In Ukraine, Vaccine Scepticism Drives Deadly Covid Surge
A young woman sobs and comforts her mother on a bench in a courtyard at Kiev's Hospital Number Four.
"Daddy died this morning," she says through her tears -- a scene becoming more and more frequent as Ukraine suffers through a devastating Covid-19 wave spurred by distrust of vaccines.
In the hospital's morgue, rows of bodies in black plastic bags testify to the deadly surge in infections.
"Five of our patients have died since yesterday," hospital director Tetiana Mostepan, whose 455 Covid beds are 70 percent full, tells AFP.
Among those hospitalised, "only three to four percent" were vaccinated, she says.
One of Europe's poorest countries, Ukraine has been hit by a huge rise in infections with the coronavirus' more contagious Delta variant.
The country of around 40 million reported 720 new daily Covid deaths on Wednesday, the third-highest number in the world after the United States and Russia.
New daily cases hit a pandemic record of 26,870 last week and were at more than 23,000 on Wednesday.
Ukrainians have access to three vaccines -- AstraZeneca, Pfizer and the Chinese-made CoronaVac -- with around 180 vaccination centres in Kiev alone, including in shopping malls and at the main train station.
But so far only 7.6 million people in Ukraine have been fully vaccinated -- less than 20 percent of the population -- despite a strong government push and restrictions on the unvaccinated.
Some Ukrainians even prefer to pay for fake certificates, and police have opened hundreds of cases into false vaccination documents.
"It is distrust of the state," says Mostepan, 37, who is full of energy despite her heavy workload.
"This (Covid) is preventable, so why not prevent it instead of listening to all sorts of nonsense?" she says.
Many have blamed widespread vaccine scepticism on disinformation that spreads online.
Last week, President Volodymyr Zelensky pleaded with Ukrainians to ignore the noise and get vaccinated.
"Switch off social networks and turn on your brain," he said.
But at Hospital Number Four, construction worker Sergiy Tsaryk says he has no plans to be vaccinated, even after contracting Covid and needing treatment.
"I don't trust these vaccines, they were developed too quickly," the 47-year-old says, sitting on his hospital bed.
Galyna Litovaltseva, the head of one of Hospital Number Four's treatment units, sighed at the scepticism. "No trust in vaccines, in doctors, in medicine. This makes our work even more difficult."
Yuliya Vakulenko, the chief of one of its intensive care units, says she "understands" the fears of some of her fellow Ukrainians.
"Doctors are not there to judge, they treat," the 37-year-old woman says while her staff -- in protective suits, masks and visors -- bustle around the patients.
Her unit, which is already full, is preparing extra beds to deal with an expected influx of patients.
"There is no longer a moderate form.

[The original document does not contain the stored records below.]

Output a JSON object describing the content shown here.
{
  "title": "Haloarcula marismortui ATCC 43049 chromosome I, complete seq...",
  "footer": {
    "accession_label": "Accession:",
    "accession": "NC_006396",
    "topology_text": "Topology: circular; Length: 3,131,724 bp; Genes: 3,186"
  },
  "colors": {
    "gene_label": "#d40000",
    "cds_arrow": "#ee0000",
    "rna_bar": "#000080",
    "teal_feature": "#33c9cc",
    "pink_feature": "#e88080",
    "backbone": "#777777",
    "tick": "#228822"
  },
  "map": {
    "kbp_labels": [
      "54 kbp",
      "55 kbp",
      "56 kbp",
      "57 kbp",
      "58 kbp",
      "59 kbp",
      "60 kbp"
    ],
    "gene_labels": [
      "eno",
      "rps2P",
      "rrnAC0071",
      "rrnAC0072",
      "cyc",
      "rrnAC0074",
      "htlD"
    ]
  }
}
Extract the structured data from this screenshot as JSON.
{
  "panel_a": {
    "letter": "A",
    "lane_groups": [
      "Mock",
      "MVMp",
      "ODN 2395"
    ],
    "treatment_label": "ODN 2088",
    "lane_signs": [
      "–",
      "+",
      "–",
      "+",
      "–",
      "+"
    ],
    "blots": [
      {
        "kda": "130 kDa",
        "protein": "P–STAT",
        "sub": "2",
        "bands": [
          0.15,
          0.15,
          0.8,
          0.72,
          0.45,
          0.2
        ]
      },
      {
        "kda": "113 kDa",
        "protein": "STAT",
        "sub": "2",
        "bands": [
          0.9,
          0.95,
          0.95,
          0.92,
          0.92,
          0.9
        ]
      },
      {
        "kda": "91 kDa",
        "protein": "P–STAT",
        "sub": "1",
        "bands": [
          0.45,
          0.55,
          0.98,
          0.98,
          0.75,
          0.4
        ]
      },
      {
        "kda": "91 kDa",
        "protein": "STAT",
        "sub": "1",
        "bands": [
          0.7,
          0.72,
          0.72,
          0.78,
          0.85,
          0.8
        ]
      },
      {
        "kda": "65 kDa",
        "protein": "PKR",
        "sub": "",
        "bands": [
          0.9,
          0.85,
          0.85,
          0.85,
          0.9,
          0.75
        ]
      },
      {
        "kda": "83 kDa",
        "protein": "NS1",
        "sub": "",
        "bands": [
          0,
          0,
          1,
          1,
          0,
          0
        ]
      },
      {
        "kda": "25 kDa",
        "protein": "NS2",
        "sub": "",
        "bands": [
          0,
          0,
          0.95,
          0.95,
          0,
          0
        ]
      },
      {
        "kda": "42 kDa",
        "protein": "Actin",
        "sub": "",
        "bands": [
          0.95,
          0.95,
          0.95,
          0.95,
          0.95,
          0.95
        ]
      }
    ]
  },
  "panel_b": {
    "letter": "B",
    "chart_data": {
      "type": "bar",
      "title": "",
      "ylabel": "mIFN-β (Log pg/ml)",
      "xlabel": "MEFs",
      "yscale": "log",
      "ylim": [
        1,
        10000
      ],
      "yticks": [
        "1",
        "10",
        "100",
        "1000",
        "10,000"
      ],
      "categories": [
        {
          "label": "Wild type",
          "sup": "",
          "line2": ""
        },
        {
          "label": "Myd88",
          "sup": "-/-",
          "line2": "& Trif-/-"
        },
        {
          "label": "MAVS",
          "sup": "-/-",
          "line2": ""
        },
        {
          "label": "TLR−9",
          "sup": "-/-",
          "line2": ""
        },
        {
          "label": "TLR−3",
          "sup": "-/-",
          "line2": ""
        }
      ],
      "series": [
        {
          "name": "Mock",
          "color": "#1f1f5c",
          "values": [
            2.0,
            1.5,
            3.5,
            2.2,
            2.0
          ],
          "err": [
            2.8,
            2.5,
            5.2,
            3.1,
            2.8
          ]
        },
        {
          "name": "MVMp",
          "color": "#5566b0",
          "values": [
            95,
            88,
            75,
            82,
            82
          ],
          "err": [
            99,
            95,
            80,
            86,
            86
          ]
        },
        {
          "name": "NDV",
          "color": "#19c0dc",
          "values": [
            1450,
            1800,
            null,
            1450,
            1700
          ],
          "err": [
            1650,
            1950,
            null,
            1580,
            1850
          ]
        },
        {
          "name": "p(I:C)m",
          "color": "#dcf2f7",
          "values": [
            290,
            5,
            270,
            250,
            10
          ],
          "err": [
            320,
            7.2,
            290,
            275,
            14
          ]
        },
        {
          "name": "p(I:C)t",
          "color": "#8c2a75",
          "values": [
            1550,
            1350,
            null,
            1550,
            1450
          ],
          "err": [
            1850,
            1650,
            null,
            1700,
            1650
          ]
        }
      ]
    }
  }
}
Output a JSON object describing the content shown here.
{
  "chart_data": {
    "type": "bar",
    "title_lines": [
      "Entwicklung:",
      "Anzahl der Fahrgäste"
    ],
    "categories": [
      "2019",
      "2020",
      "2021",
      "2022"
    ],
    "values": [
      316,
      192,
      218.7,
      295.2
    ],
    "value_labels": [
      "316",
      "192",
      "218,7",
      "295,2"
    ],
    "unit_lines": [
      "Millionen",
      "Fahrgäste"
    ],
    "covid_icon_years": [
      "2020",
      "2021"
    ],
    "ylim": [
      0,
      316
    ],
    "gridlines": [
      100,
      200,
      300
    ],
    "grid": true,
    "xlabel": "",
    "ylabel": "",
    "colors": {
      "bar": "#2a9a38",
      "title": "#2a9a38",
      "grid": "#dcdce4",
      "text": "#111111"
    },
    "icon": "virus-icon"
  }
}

The patients all arrive in a serious condition," she says, adding that the mortality rate in her unit increased from 30 percent in the spring to 48 percent in October.
Many more patients need oxygen and some regions of Ukraine are facing shortages.
In 2020, "we used four to five tonnes of oxygen per day", Mostepan says, but "today we use up to seven tonnes per day".
Hospital Number Four's head nurse, Natalia Etnis says more needs to be done to show the safety and effectiveness of vaccines, to "destroy the myths" around them.
"We need to give out more information on vaccines," she says, adding that she even would like to have her two children vaccinated "to not live in constant fear".